Seventh sin – Gingival abnormalities

Generally, a low upper lip line conceals a multitude of sins, while a high lip line exposes them. In many instances, all the above sins may be absent, black cervical lines, colour mismatch, incorrect tooth proportions, bulbousity, monotony and slanted smile, but something is still missing. If this is the case, the cause is probably gingival abnormalities or lack of 'pink aesthetics'.

Fig 8 Inflammation of the free gingival margin (FGM) around the all-ceramic crown on the left lateral incisor detracts from ‘pink aesthetics’.

Pink aesthetics encompasses a myriad of soft tissue ideals. When attending a lecture on dental aesthetics, an easy way to pick out an artificial restoration is to move your eyes apically and view the soft tissues. An obvious give away is inflammation of the free gingival margins (FGM) – Fig 8, or open gingival embrasures creating 'black triangles' around artificial restorations. The reasons for the latter could be defective crown margins, violation of the biologic width, incorrect emergence profile or simply poor oral hygiene. Whatever the reason, a swollen FGM is not only detrimental to pink aesthetics, but also negatively impacts on the longevity of a restoration.
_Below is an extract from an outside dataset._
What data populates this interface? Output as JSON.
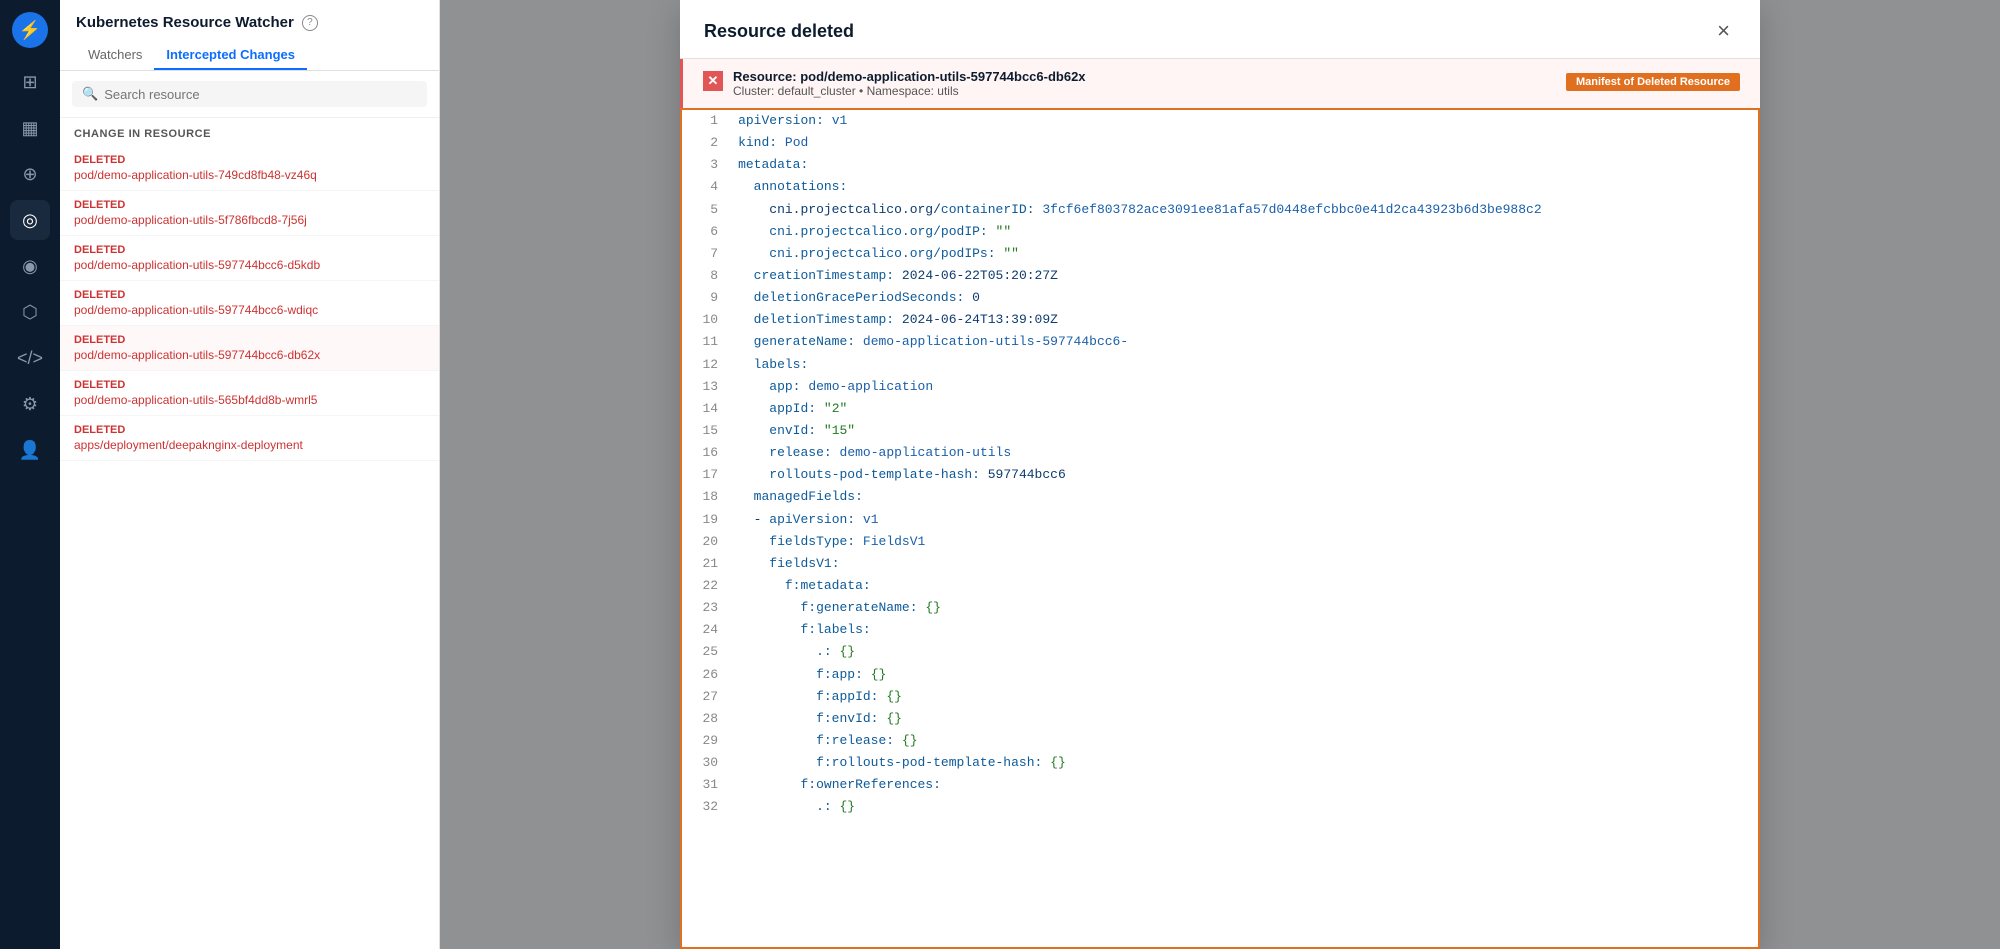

Another less palpable aberration is the peaks or zeniths of the FGM around the incisors and canines, classified as the gingival aesthetic line or GAL. There are four classes of GAL, e.g. in GAL Class I the zeniths of the FGM of the maxillary central incisor and canine lie on the same tangent, while the lateral incisor is 1 to 2 mm below this imaginary line.

Finally, a 'gummy' smile is associated with excessive gingival tissue display apical to the cervical margins of the maxillary teeth. Up to 3 mm of gingival exposure apical to the FGM is acceptable. However, beyond this arbitrary limit, aesthetics are severely compromised. Correction of excessive gingival display is cause related, and methods include surgical crown lengthening, orthodontic intrusion or osseous resection.

Conclusion

Without doubt, dental aesthetic treatment has the capability of enhancing an individual's appearance and persona. However, accurate treatment planning is crucial for ensuring that therapy achieves health, function and finally aesthetics. Creating aesthetic restorations but omitting, or ignoring health and function, is a recipe for disaster, and one that mitigates durability and long-term success. Furthermore, if aesthetic treatment is deemed necessary, it is essential that the above seven deadly sins are avoided for achieving truly aesthetic and endearing outcomes. If present, any of these sins compromises dental aesthetics, which defeats the initial purpose of improving appearance and self-confidence.